The officers of the FSB — Russia’s successor to the Soviet Union’s KGB — were identified as Igor Anatolyevich Sushchin, 43, and Dmitry Aleksandrovich Dokuchaev, 33.
The two allegedly conspired with Russian national Alexsey Alexseyevich Belan, aka “Magg,” 29, and Karim Baratov, aka “Kay,” “Karim Taloverov” and “Karim Akehmet Tokbergenov,” 22, who is a resident of Canada.
Dokuchaev was arrested in a Russian sweep in December and accused of spying for the U.S.
“The criminal conduct at issue — carried out and otherwise facilitated by officers from an FSB unit that serves as the FBI’s point of contact in Moscow on cybercrime matters — is beyond the pale,” acting Assistant Attorney General Mary McCord said at a news conference in Washington.

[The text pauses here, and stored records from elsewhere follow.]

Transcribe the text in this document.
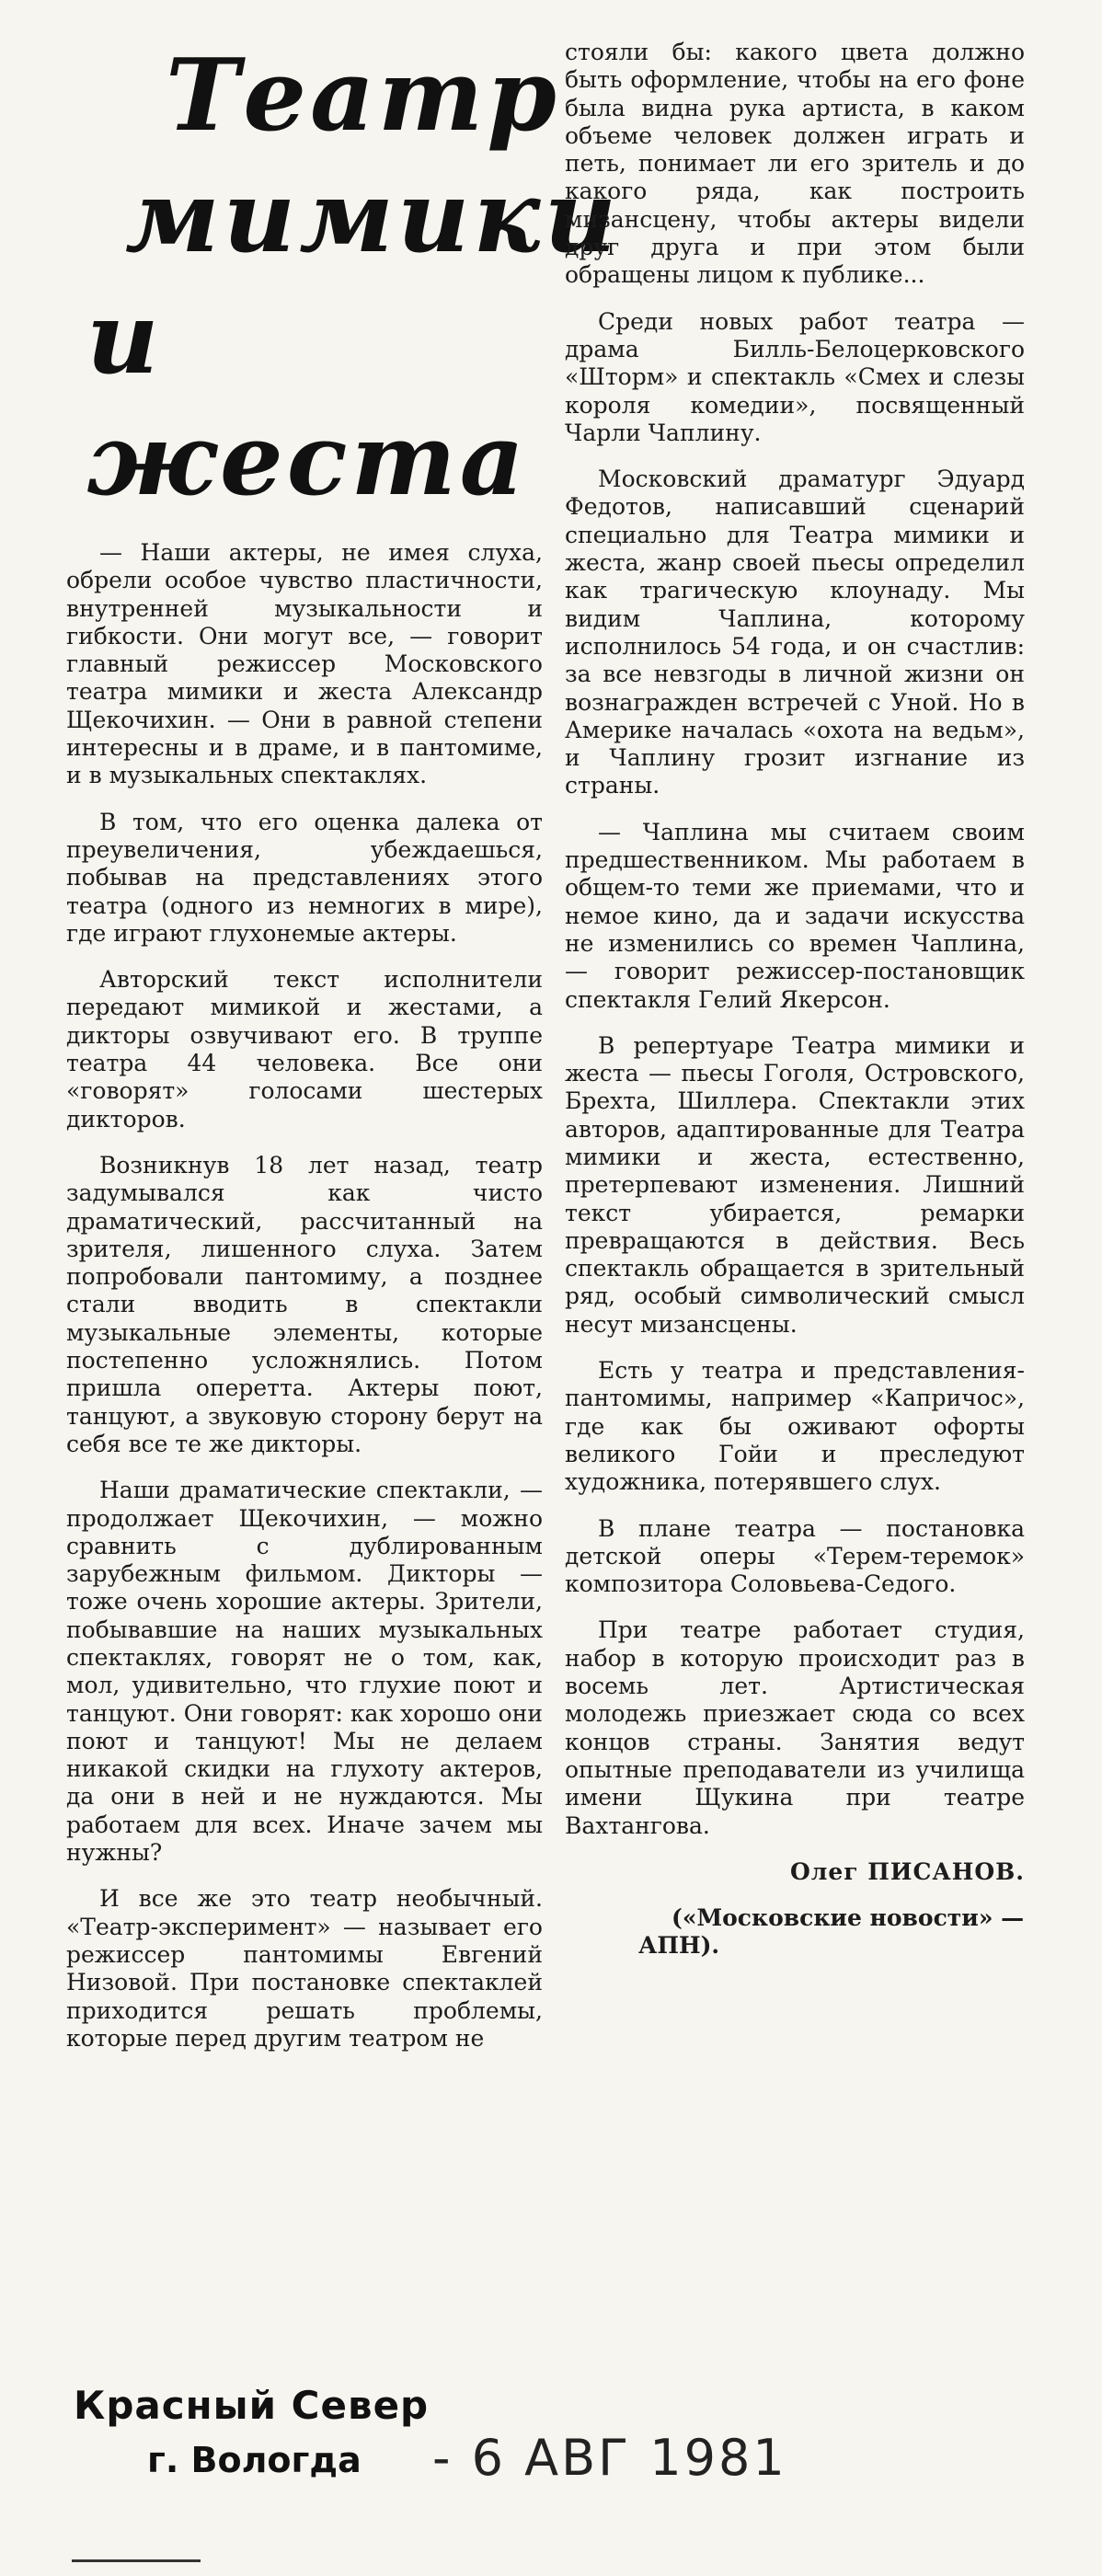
Театр
мимики
и жеста

— Наши актеры, не имея слуха, обрели особое чувство пластичности, внутренней музыкальности и гибкости. Они могут все, — говорит главный режиссер Московского театра мимики и жеста Александр Щекочихин. — Они в равной степени интересны и в драме, и в пантомиме, и в музыкальных спектаклях.

В том, что его оценка далека от преувеличения, убеждаешься, побывав на представлениях этого театра (одного из немногих в мире), где играют глухонемые актеры.

Авторский текст исполнители передают мимикой и жестами, а дикторы озвучивают его. В труппе театра 44 человека. Все они «говорят» голосами шестерых дикторов.

Возникнув 18 лет назад, театр задумывался как чисто драматический, рассчитанный на зрителя, лишенного слуха. Затем попробовали пантомиму, а позднее стали вводить в спектакли музыкальные элементы, которые постепенно усложнялись. Потом пришла оперетта. Актеры поют, танцуют, а звуковую сторону берут на себя все те же дикторы.

Наши драматические спектакли, — продолжает Щекочихин, — можно сравнить с дублированным зарубежным фильмом. Дикторы — тоже очень хорошие актеры. Зрители, побывавшие на наших музыкальных спектаклях, говорят не о том, как, мол, удивительно, что глухие поют и танцуют. Они говорят: как хорошо они поют и танцуют! Мы не делаем никакой скидки на глухоту актеров, да они в ней и не нуждаются. Мы работаем для всех. Иначе зачем мы нужны?

И все же это театр необычный. «Театр-эксперимент» — называет его режиссер пантомимы Евгений Низовой. При постановке спектаклей приходится решать проблемы, которые перед другим театром не

стояли бы: какого цвета должно быть оформление, чтобы на его фоне была видна рука артиста, в каком объеме человек должен играть и петь, понимает ли его зритель и до какого ряда, как построить мизансцену, чтобы актеры видели друг друга и при этом были обращены лицом к публике...

Среди новых работ театра — драма Билль-Белоцерковского «Шторм» и спектакль «Смех и слезы короля комедии», посвященный Чарли Чаплину.

Московский драматург Эдуард Федотов, написавший сценарий специально для Театра мимики и жеста, жанр своей пьесы определил как трагическую клоунаду. Мы видим Чаплина, которому исполнилось 54 года, и он счастлив: за все невзгоды в личной жизни он вознагражден встречей с Уной. Но в Америке началась «охота на ведьм», и Чаплину грозит изгнание из страны.

— Чаплина мы считаем своим предшественником. Мы работаем в общем-то теми же приемами, что и немое кино, да и задачи искусства не изменились со времен Чаплина, — говорит режиссер-постановщик спектакля Гелий Якерсон.

В репертуаре Театра мимики и жеста — пьесы Гоголя, Островского, Брехта, Шиллера. Спектакли этих авторов, адаптированные для Театра мимики и жеста, естественно, претерпевают изменения. Лишний текст убирается, ремарки превращаются в действия. Весь спектакль обращается в зрительный ряд, особый символический смысл несут мизансцены.

Есть у театра и представления-пантомимы, например «Капричос», где как бы оживают офорты великого Гойи и преследуют художника, потерявшего слух.

В плане театра — постановка детской оперы «Терем-теремок» композитора Соловьева-Седого.

При театре работает студия, набор в которую происходит раз в восемь лет. Артистическая молодежь приезжает сюда со всех концов страны. Занятия ведут опытные преподаватели из училища имени Щукина при театре Вахтангова.

Олег ПИСАНОВ.

(«Московские новости» — АПН).

Красный Север
г. Вологда - 6 АВГ 1981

Hackers stole data that included names, email addresses and passwords — but not financial information, according to Yahoo’s announcement regarding the breaches.
Yahoo CEO Marissa Mayer publicly thanked U.S. authorities Wednesday, saying she was “very grateful” to the FBI and DOJ.
Yahoo has been breached at least twice and the company previously said a September 2014 breach was state-sponsored but declined to identify who it believed was responsible.
The announcement of another cyberintrusion by Russian hackers comes at a time of delicate relations between the U.S. and Russia.
The Yahoo hack is the latest cyberattack that U.S. authorities have blamed on Russia, a nation with which President Donald Trump’s new administration has sought to foster warmer relations.
Previous attacks U.S. authorities have said Russian hackers perpetrated exposed the emails of Hillary Clinton’s campaign chairman, John Podesta, and the internal workings of the Democratic National Committee.